You are correct and the topic is not going to (even indirectly) produce useful results and, furthermore, should not have been given to you as a Masters topic.
If (1) is even a slight possibility still, talk to your supervisor and express your concerns as strongly as you consider appropriate given your relationship. Having such concerns should be taken as you caring about your topic and the impact of your work and your supervisor should work to address them, even if only to tell you that the topic was a long shot and it is becoming clear now that the results are negative.
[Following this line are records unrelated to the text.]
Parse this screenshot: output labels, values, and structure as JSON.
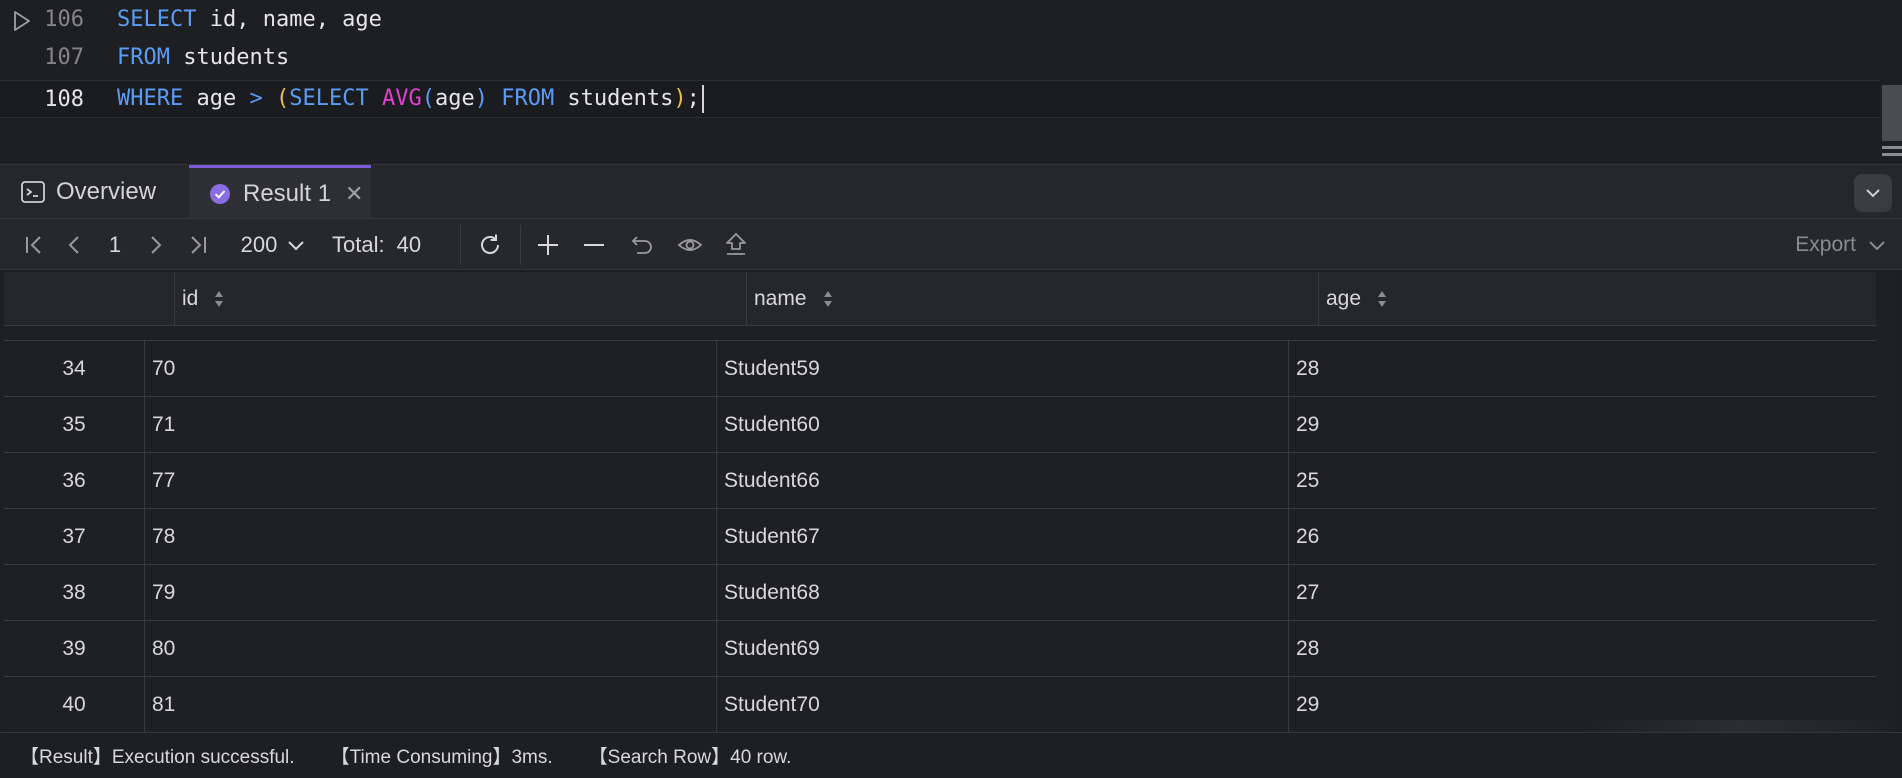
{
  "editor": {
    "lines": [
      {
        "number": "106",
        "tokens": [
          {
            "t": "SELECT",
            "c": "kw"
          },
          {
            "t": " id, name, age",
            "c": ""
          }
        ]
      },
      {
        "number": "107",
        "tokens": [
          {
            "t": "FROM",
            "c": "kw"
          },
          {
            "t": " students",
            "c": ""
          }
        ]
      },
      {
        "number": "108",
        "tokens": [
          {
            "t": "WHERE",
            "c": "kw"
          },
          {
            "t": " age ",
            "c": ""
          },
          {
            "t": ">",
            "c": "kw"
          },
          {
            "t": " ",
            "c": ""
          },
          {
            "t": "(",
            "c": "pn"
          },
          {
            "t": "SELECT",
            "c": "kw"
          },
          {
            "t": " ",
            "c": ""
          },
          {
            "t": "AVG",
            "c": "fn"
          },
          {
            "t": "(",
            "c": "kw"
          },
          {
            "t": "age",
            "c": ""
          },
          {
            "t": ")",
            "c": "kw"
          },
          {
            "t": " ",
            "c": ""
          },
          {
            "t": "FROM",
            "c": "kw"
          },
          {
            "t": " students",
            "c": ""
          },
          {
            "t": ")",
            "c": "pn"
          },
          {
            "t": ";",
            "c": ""
          }
        ]
      }
    ]
  },
  "tabs": {
    "overview": "Overview",
    "result": "Result 1"
  },
  "toolbar": {
    "page": "1",
    "page_size": "200",
    "total_label": "Total:",
    "total_value": "40",
    "export": "Export"
  },
  "table": {
    "columns": [
      "id",
      "name",
      "age"
    ],
    "rows": [
      {
        "n": "34",
        "id": "70",
        "name": "Student59",
        "age": "28"
      },
      {
        "n": "35",
        "id": "71",
        "name": "Student60",
        "age": "29"
      },
      {
        "n": "36",
        "id": "77",
        "name": "Student66",
        "age": "25"
      },
      {
        "n": "37",
        "id": "78",
        "name": "Student67",
        "age": "26"
      },
      {
        "n": "38",
        "id": "79",
        "name": "Student68",
        "age": "27"
      },
      {
        "n": "39",
        "id": "80",
        "name": "Student69",
        "age": "28"
      },
      {
        "n": "40",
        "id": "81",
        "name": "Student70",
        "age": "29"
      }
    ]
  },
  "status": {
    "result": "【Result】Execution successful.",
    "time": "【Time Consuming】3ms.",
    "rows": "【Search Row】40 row."
  },
  "colors": {
    "keyword": "#5c9cf5",
    "function": "#e040d0",
    "paren": "#e6c24c",
    "accent": "#7c5cdb"
  },
  "icons": [
    "run-icon",
    "terminal-icon",
    "success-check-icon",
    "close-icon",
    "chevron-down-icon",
    "first-page-icon",
    "prev-page-icon",
    "next-page-icon",
    "last-page-icon",
    "refresh-icon",
    "add-row-icon",
    "delete-row-icon",
    "undo-icon",
    "eye-icon",
    "upload-icon",
    "sort-icon"
  ]
}
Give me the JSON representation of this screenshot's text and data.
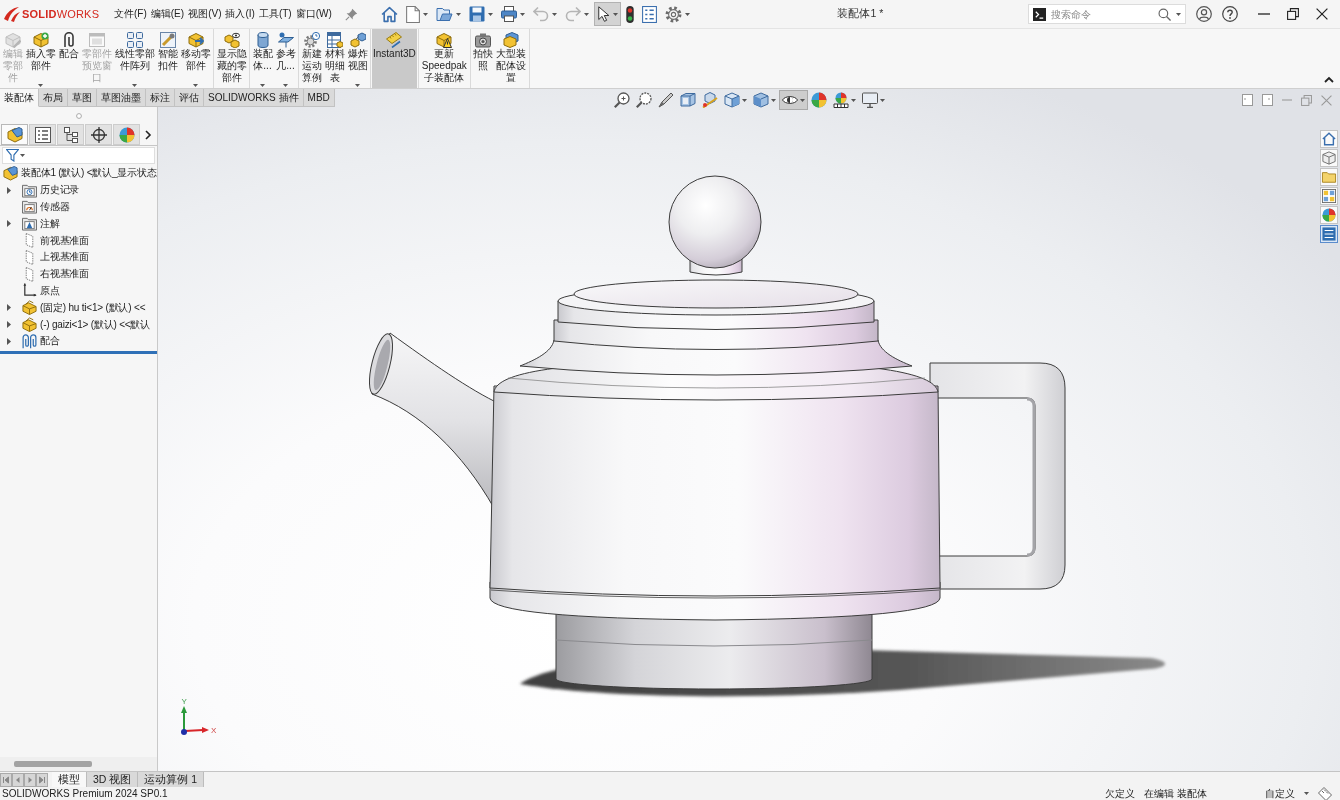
{
  "title_bar": {
    "logo": "**SOLID**WORKS",
    "menus": [
      "文件(F)",
      "编辑(E)",
      "视图(V)",
      "插入(I)",
      "工具(T)",
      "窗口(W)"
    ],
    "quick_access": [
      {
        "dropdown": false,
        "disabled": false,
        "selected": false
      },
      {
        "dropdown": true,
        "disabled": false,
        "selected": false
      },
      {
        "dropdown": true,
        "disabled": false,
        "selected": false
      },
      {
        "dropdown": true,
        "disabled": false,
        "selected": false
      },
      {
        "dropdown": true,
        "disabled": false,
        "selected": false
      },
      {
        "dropdown": true,
        "disabled": true,
        "selected": false
      },
      {
        "dropdown": true,
        "disabled": true,
        "selected": false
      },
      {
        "dropdown": true,
        "disabled": false,
        "selected": true
      },
      {
        "dropdown": false,
        "disabled": false,
        "selected": false
      },
      {
        "dropdown": false,
        "disabled": false,
        "selected": false
      },
      {
        "dropdown": true,
        "disabled": false,
        "selected": false
      }
    ],
    "title": "装配体1 *",
    "search": {
      "placeholder": "搜索命令"
    }
  },
  "ribbon": {
    "groups": [
      {
        "buttons": [
          {
            "label": "编辑零部件",
            "disabled": true,
            "selected": false,
            "dropdown": false
          },
          {
            "label": "插入零部件",
            "disabled": false,
            "selected": false,
            "dropdown": true
          },
          {
            "label": "配合",
            "disabled": false,
            "selected": false,
            "dropdown": false
          },
          {
            "label": "零部件预览窗口",
            "disabled": true,
            "selected": false,
            "dropdown": false
          },
          {
            "label": "线性零部件阵列",
            "disabled": false,
            "selected": false,
            "dropdown": true
          },
          {
            "label": "智能扣件",
            "disabled": false,
            "selected": false,
            "dropdown": false
          },
          {
            "label": "移动零部件",
            "disabled": false,
            "selected": false,
            "dropdown": true
          }
        ]
      },
      {
        "buttons": [
          {
            "label": "显示隐藏的零部件",
            "disabled": false,
            "selected": false,
            "dropdown": false
          }
        ]
      },
      {
        "buttons": [
          {
            "label": "装配体...",
            "disabled": false,
            "selected": false,
            "dropdown": true
          },
          {
            "label": "参考几...",
            "disabled": false,
            "selected": false,
            "dropdown": true
          }
        ]
      },
      {
        "buttons": [
          {
            "label": "新建运动算例",
            "disabled": false,
            "selected": false,
            "dropdown": false
          },
          {
            "label": "材料明细表",
            "disabled": false,
            "selected": false,
            "dropdown": false
          },
          {
            "label": "爆炸视图",
            "disabled": false,
            "selected": false,
            "dropdown": true
          }
        ]
      },
      {
        "buttons": [
          {
            "label": "Instant3D",
            "disabled": false,
            "selected": true,
            "dropdown": false
          }
        ]
      },
      {
        "buttons": [
          {
            "label": "更新Speedpak子装配体",
            "disabled": false,
            "selected": false,
            "dropdown": false
          }
        ]
      },
      {
        "buttons": [
          {
            "label": "拍快照",
            "disabled": false,
            "selected": false,
            "dropdown": false
          },
          {
            "label": "大型装配体设置",
            "disabled": false,
            "selected": false,
            "dropdown": false
          }
        ]
      }
    ]
  },
  "command_tabs": [
    {
      "label": "装配体",
      "selected": true
    },
    {
      "label": "布局",
      "selected": false
    },
    {
      "label": "草图",
      "selected": false
    },
    {
      "label": "草图油墨",
      "selected": false
    },
    {
      "label": "标注",
      "selected": false
    },
    {
      "label": "评估",
      "selected": false
    },
    {
      "label": "SOLIDWORKS 插件",
      "selected": false
    },
    {
      "label": "MBD",
      "selected": false
    }
  ],
  "feature_manager": {
    "tabs": [
      {
        "selected": true
      },
      {
        "selected": false
      },
      {
        "selected": false
      },
      {
        "selected": false
      },
      {
        "selected": false
      }
    ],
    "tree": {
      "kind": "assembly",
      "label": "装配体1 (默认) <默认_显示状态",
      "children": [
        {
          "kind": "history",
          "label": "历史记录",
          "expanded": false
        },
        {
          "kind": "sensors",
          "label": "传感器"
        },
        {
          "kind": "annotations",
          "label": "注解",
          "expanded": false
        },
        {
          "kind": "plane",
          "label": "前视基准面"
        },
        {
          "kind": "plane",
          "label": "上视基准面"
        },
        {
          "kind": "plane",
          "label": "右视基准面"
        },
        {
          "kind": "origin",
          "label": "原点"
        },
        {
          "kind": "part",
          "label": "(固定) hu ti<1> (默认) <<",
          "expanded": false
        },
        {
          "kind": "part",
          "label": "(-) gaizi<1> (默认) <<默认",
          "expanded": false
        },
        {
          "kind": "mates",
          "label": "配合",
          "expanded": false
        }
      ]
    }
  },
  "viewport": {
    "heads_up": [
      {
        "dropdown": false,
        "selected": false
      },
      {
        "dropdown": false,
        "selected": false
      },
      {
        "dropdown": false,
        "selected": false
      },
      {
        "dropdown": false,
        "selected": false
      },
      {
        "dropdown": false,
        "selected": false
      },
      {
        "dropdown": true,
        "selected": false
      },
      {
        "dropdown": true,
        "selected": false
      },
      {
        "dropdown": true,
        "selected": true
      },
      {
        "dropdown": false,
        "selected": false
      },
      {
        "dropdown": true,
        "selected": false
      },
      {
        "dropdown": true,
        "selected": false
      }
    ],
    "triad": {
      "y_label": "Y",
      "x_label": "X"
    }
  },
  "bottom_tabs": [
    {
      "label": "模型",
      "selected": true
    },
    {
      "label": "3D 视图",
      "selected": false
    },
    {
      "label": "运动算例 1",
      "selected": false
    }
  ],
  "status_bar": {
    "product": "SOLIDWORKS Premium 2024 SP0.1",
    "definition": "欠定义",
    "mode": "在编辑 装配体",
    "units": "自定义"
  }
}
Aside from this, assuming your masters topic is a bit worthless and you are quite sure that (2) is more the case: what to do? Look to the longer term. Since you are a masters student, this is not the end of the world. If you wish to do a PhD and are accepted for the program, my advice would be to put your focus into that. Working on a masters topic you are embarrassed by is a difficult pill to swallow, and in an ideal world one you would not have to swallow. But doing PhD's is rife with such difficulties for all but a lucky few. And it is worth noting that your professor is also human and one of the hardest challenges of academia is to come up with new, worthwhile research topics; furthermore, the nature of research is such that there are no guarantees that a topic that seems initially promising will fulfil that promise.
In summary, my advice is: Do what you need to do to complete your Masters thesis and then look to get the best start/topic/supervisor possible for your PhD.
Regarding embarrassment about the Masters topic, again assuming the topic really is worthless, there are three things to note:
Anyone whose opinion has value will understand in the context of a Masters thesis that probably the topic came from the professor, not you, and will understand the difficulties you faced.
If you continue to do a PhD and progress further onwards into academia, in a few years time, nobody is all that likely to read about or care your Masters thesis (unless, perhaps, the results were published as a research paper).
The standard expected for a Masters thesis varies wildly from institution to institution, but solving an important research problem is certainly not to be expected. (I mention this because perhaps you have set very high standards for your thesis.)
Aside from all that, even though your Masters topic has not been great, probably you have learned at lot from pursuing it (about the problem itself, the other work done in the area, how it could be done better, how to conduct and describe research, how to avoid a similar dead-end topic in future, etc.). The main result of yours Masters is you (and what you learnt), not your Masters. Your Masters is one or two years of research; it is a gateway to potentially decades more research on the topics of your own chosing.